На удивление скоро ему отворил живописнейший Рогир со свечой. Герцог зажмурился.
- Извините за вторжение, - сказал Карл тоном, не подразумевающим неловкости. - Если не возражаете, давайте приступим к портрету непосредственно сейчас.
- Кто? Альфонс Даре? Всё, что он умеет - это размазывать краску по холсту так, чтобы комки получались не больше чечевичного зерна. Впрочем, не только это, я не завистник. Ещё он умеет подправлять лошадям зады, колоннам - кудри, пускать лишнее облачко над верхушками ливанских кедров и с поразительной проникновенностью изображать церковный реквизит - всякие там дароносицы. Остальное ему удается худо.
- Вот оно что! - Карл был искренне удивлен, ведь полагал количество хороших художников приблизительно равным их реальному числу, а насчет плохих не полагал ничего. Понятное дело, что после такой критической отповеди фраза "А ведь его сын, Марсель Даре, может, слышали и про него, давным-давно рисовал меня и, кажется, было неплохо" отсохла сама собой и отклика "Первый раз слышу, монсеньор, что у него есть сын" не удостоилась.
По опыту Карл знал, что обсуждать с девушкой её подругу всегда занимательно. То же самое, он помнил, и с цирюльниками. Теперь оказалось, что и с живописцами - снисходительная похвала, откровенная напраслина и едкие "кстати".
- А Жан? Жан Фуке? - вспомнил какой-то околоживописный звон Карл.
- Это Вы о том Жане, который успел намалевать весь Париж и даже Его Величество?
- Да, о нем. Каков он по-Вашему? Ему удалось?
- Что?
- Намалевать?
Рогир пустился в откровения, из которых следовало многое. Недалекий Жан слишком старается изображать людей похожими на них самих, а не на таких, какими их желают видеть окружающие, да и они сами. Это непорядочно. Самоуверенный Жан полагает, что его картины способны понравиться даже йеху, а потому старается в основном для них.

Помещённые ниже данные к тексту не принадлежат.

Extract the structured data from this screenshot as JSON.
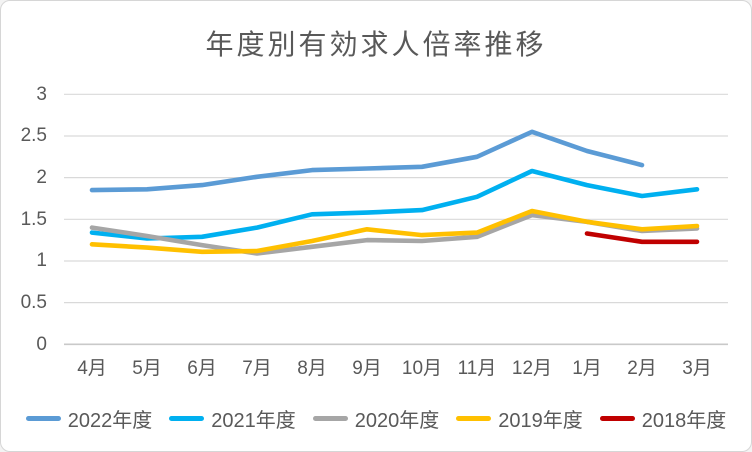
{
  "chart_data": {
    "type": "line",
    "title": "年度別有効求人倍率推移",
    "x_categories": [
      "4月",
      "5月",
      "6月",
      "7月",
      "8月",
      "9月",
      "10月",
      "11月",
      "12月",
      "1月",
      "2月",
      "3月"
    ],
    "y_ticks": [
      "3",
      "2.5",
      "2",
      "1.5",
      "1",
      "0.5",
      "0"
    ],
    "ylim": [
      0,
      3
    ],
    "grid": true,
    "legend_position": "bottom",
    "series": [
      {
        "name": "2022年度",
        "color": "#5B9BD5",
        "values": [
          1.85,
          1.86,
          1.91,
          2.01,
          2.09,
          2.11,
          2.13,
          2.25,
          2.55,
          2.32,
          2.15,
          null
        ]
      },
      {
        "name": "2021年度",
        "color": "#00B0F0",
        "values": [
          1.34,
          1.27,
          1.29,
          1.4,
          1.56,
          1.58,
          1.61,
          1.77,
          2.08,
          1.91,
          1.78,
          1.86
        ]
      },
      {
        "name": "2020年度",
        "color": "#A6A6A6",
        "values": [
          1.4,
          1.3,
          1.19,
          1.09,
          1.17,
          1.25,
          1.24,
          1.29,
          1.55,
          1.47,
          1.36,
          1.39
        ]
      },
      {
        "name": "2019年度",
        "color": "#FFC000",
        "values": [
          1.2,
          1.16,
          1.11,
          1.12,
          1.24,
          1.38,
          1.31,
          1.34,
          1.6,
          1.47,
          1.38,
          1.42
        ]
      },
      {
        "name": "2018年度",
        "color": "#C00000",
        "values": [
          null,
          null,
          null,
          null,
          null,
          null,
          null,
          null,
          null,
          1.33,
          1.23,
          1.23
        ]
      }
    ]
  },
  "colors": {
    "text": "#595959",
    "gridline": "#D9D9D9",
    "zero_axis": "#C9C9C9",
    "background": "#FFFFFF",
    "frame_border": "#D6D6D6"
  }
}
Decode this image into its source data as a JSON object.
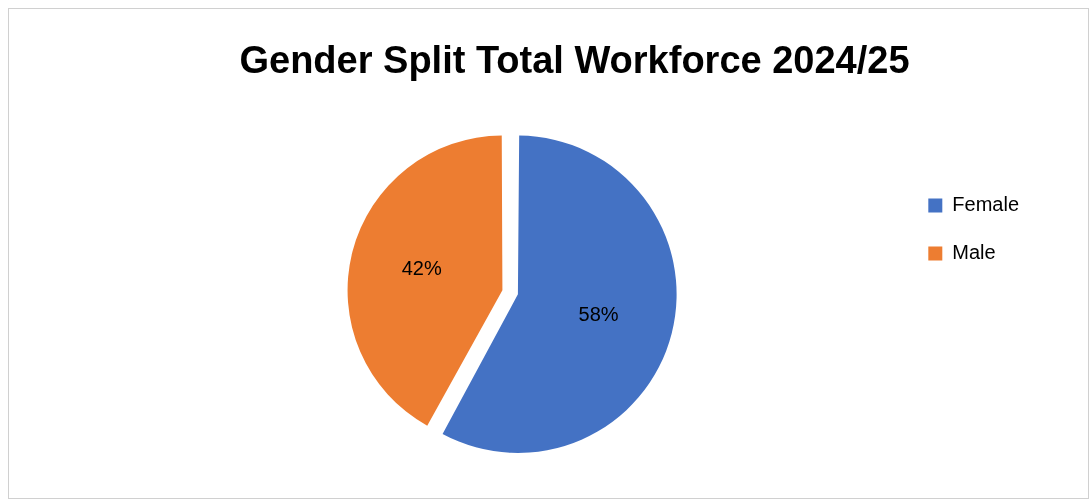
{
  "chart_data": {
    "type": "pie",
    "title": "Gender Split Total Workforce 2024/25",
    "categories": [
      "Female",
      "Male"
    ],
    "values": [
      58,
      42
    ],
    "colors": [
      "#4472c4",
      "#ed7d31"
    ],
    "value_labels": [
      "58%",
      "42%"
    ],
    "legend": "right"
  }
}
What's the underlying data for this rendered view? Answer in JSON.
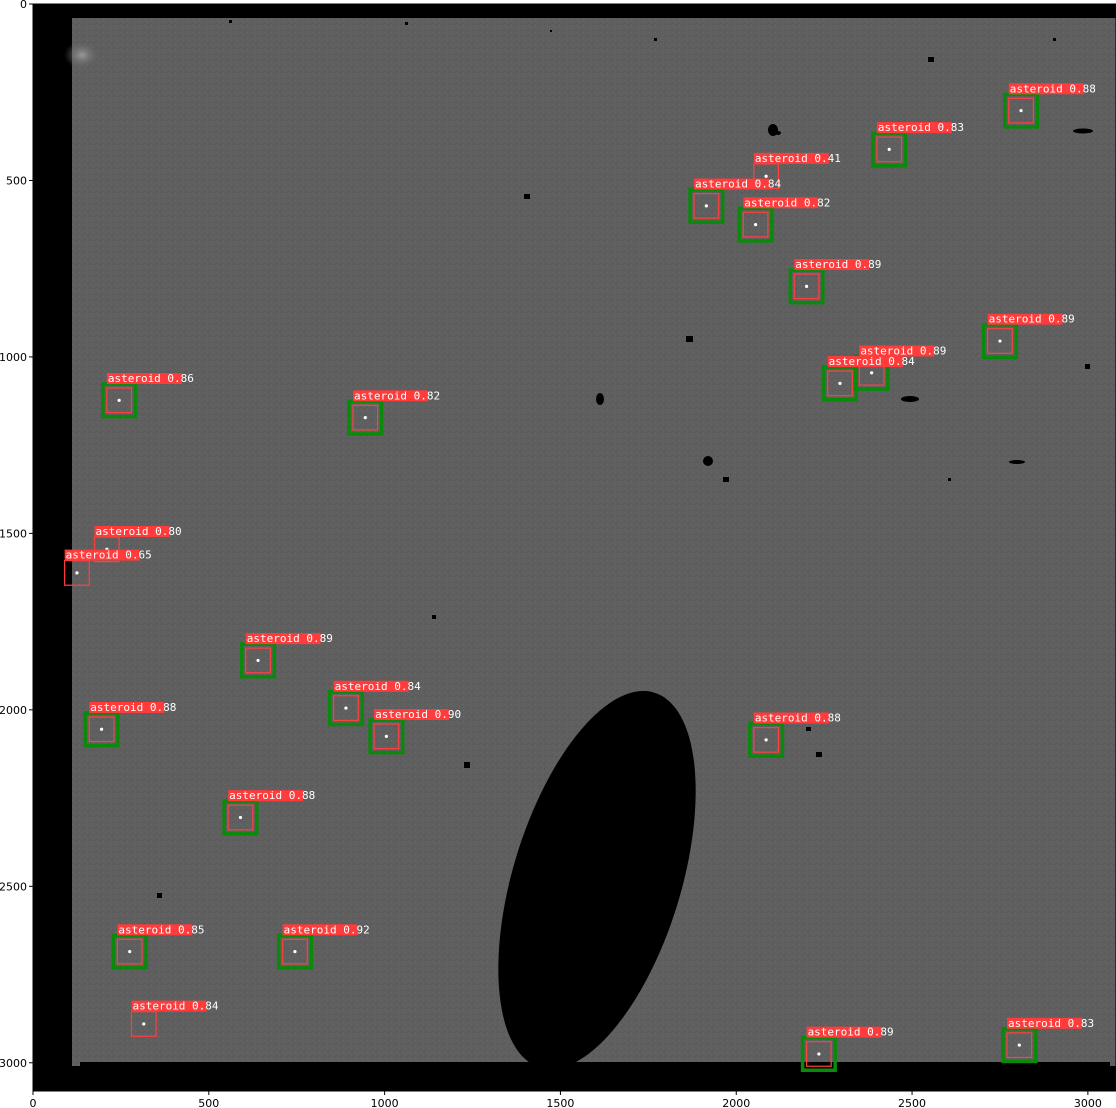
{
  "axes": {
    "x_ticks": [
      "0",
      "500",
      "1000",
      "1500",
      "2000",
      "2500",
      "3000"
    ],
    "y_ticks": [
      "0",
      "500",
      "1000",
      "1500",
      "2000",
      "2500",
      "3000"
    ],
    "x_max": 3080,
    "y_max": 3080
  },
  "colors": {
    "prediction_box": "#ff4040",
    "ground_truth_box": "#0a8a0a",
    "label_bg": "#ff3b3b",
    "background_field": "#5f5f5f"
  },
  "detections": [
    {
      "label": "asteroid 0.88",
      "x": 2810,
      "y": 302,
      "gt": true
    },
    {
      "label": "asteroid 0.83",
      "x": 2435,
      "y": 412,
      "gt": true
    },
    {
      "label": "asteroid 0.41",
      "x": 2085,
      "y": 488,
      "gt": false
    },
    {
      "label": "asteroid 0.84",
      "x": 1915,
      "y": 572,
      "gt": true
    },
    {
      "label": "asteroid 0.82",
      "x": 2055,
      "y": 625,
      "gt": true
    },
    {
      "label": "asteroid 0.89",
      "x": 2200,
      "y": 800,
      "gt": true
    },
    {
      "label": "asteroid 0.89",
      "x": 2750,
      "y": 955,
      "gt": true
    },
    {
      "label": "asteroid 0.89",
      "x": 2385,
      "y": 1045,
      "gt": true
    },
    {
      "label": "asteroid 0.84",
      "x": 2295,
      "y": 1075,
      "gt": true
    },
    {
      "label": "asteroid 0.86",
      "x": 245,
      "y": 1123,
      "gt": true
    },
    {
      "label": "asteroid 0.82",
      "x": 945,
      "y": 1172,
      "gt": true
    },
    {
      "label": "asteroid 0.80",
      "x": 210,
      "y": 1545,
      "gt": false
    },
    {
      "label": "asteroid 0.65",
      "x": 125,
      "y": 1612,
      "gt": false
    },
    {
      "label": "asteroid 0.89",
      "x": 640,
      "y": 1860,
      "gt": true
    },
    {
      "label": "asteroid 0.84",
      "x": 890,
      "y": 1995,
      "gt": true
    },
    {
      "label": "asteroid 0.88",
      "x": 195,
      "y": 2055,
      "gt": true
    },
    {
      "label": "asteroid 0.90",
      "x": 1005,
      "y": 2075,
      "gt": true
    },
    {
      "label": "asteroid 0.88",
      "x": 2085,
      "y": 2085,
      "gt": true
    },
    {
      "label": "asteroid 0.88",
      "x": 590,
      "y": 2305,
      "gt": true
    },
    {
      "label": "asteroid 0.85",
      "x": 275,
      "y": 2685,
      "gt": true
    },
    {
      "label": "asteroid 0.92",
      "x": 745,
      "y": 2685,
      "gt": true
    },
    {
      "label": "asteroid 0.84",
      "x": 315,
      "y": 2890,
      "gt": false
    },
    {
      "label": "asteroid 0.89",
      "x": 2235,
      "y": 2975,
      "gt": true
    },
    {
      "label": "asteroid 0.83",
      "x": 2805,
      "y": 2950,
      "gt": true
    }
  ]
}
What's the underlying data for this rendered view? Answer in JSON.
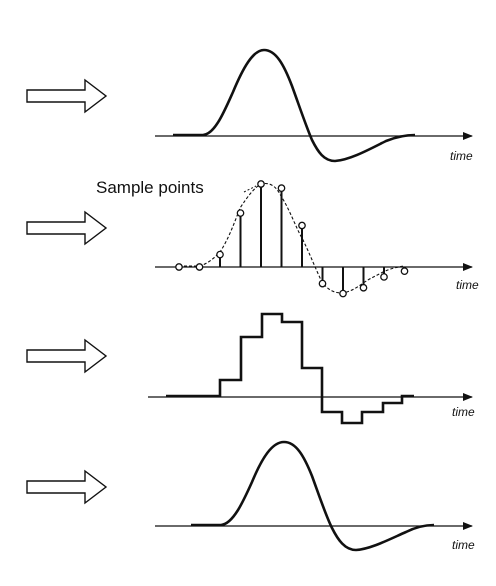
{
  "panels": [
    {
      "id": "analog",
      "axis_label": "time"
    },
    {
      "id": "sampled",
      "axis_label": "time",
      "annotation": "Sample points"
    },
    {
      "id": "quantized",
      "axis_label": "time"
    },
    {
      "id": "reconstructed",
      "axis_label": "time"
    }
  ],
  "sample_values": [
    0,
    0,
    0.15,
    0.65,
    1.0,
    0.95,
    0.5,
    -0.2,
    -0.32,
    -0.25,
    -0.12,
    -0.05
  ],
  "colors": {
    "stroke": "#111111",
    "background": "#ffffff"
  },
  "icons": {
    "step_marker": "right-arrow-icon"
  }
}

Всякий знает, как им тяжело потрафить, но только Жан, ослепленный гордыней, не прекращает пытаться. Продажный Жан готов писать даже дырку от калача в интерьере, если только за это будет обещан солидный барыш. Он до смешного неразборчив с донаторами. Лихоимец Жан напишет хоть бы и султана Мегмета у небесного престола Мадонны с четками в руке, а это, мой герцог, скользкая дорожка, спросите хоть у доктора Фауста. Всё это из рук вон беспринципно, жалко, достойно осмеяния.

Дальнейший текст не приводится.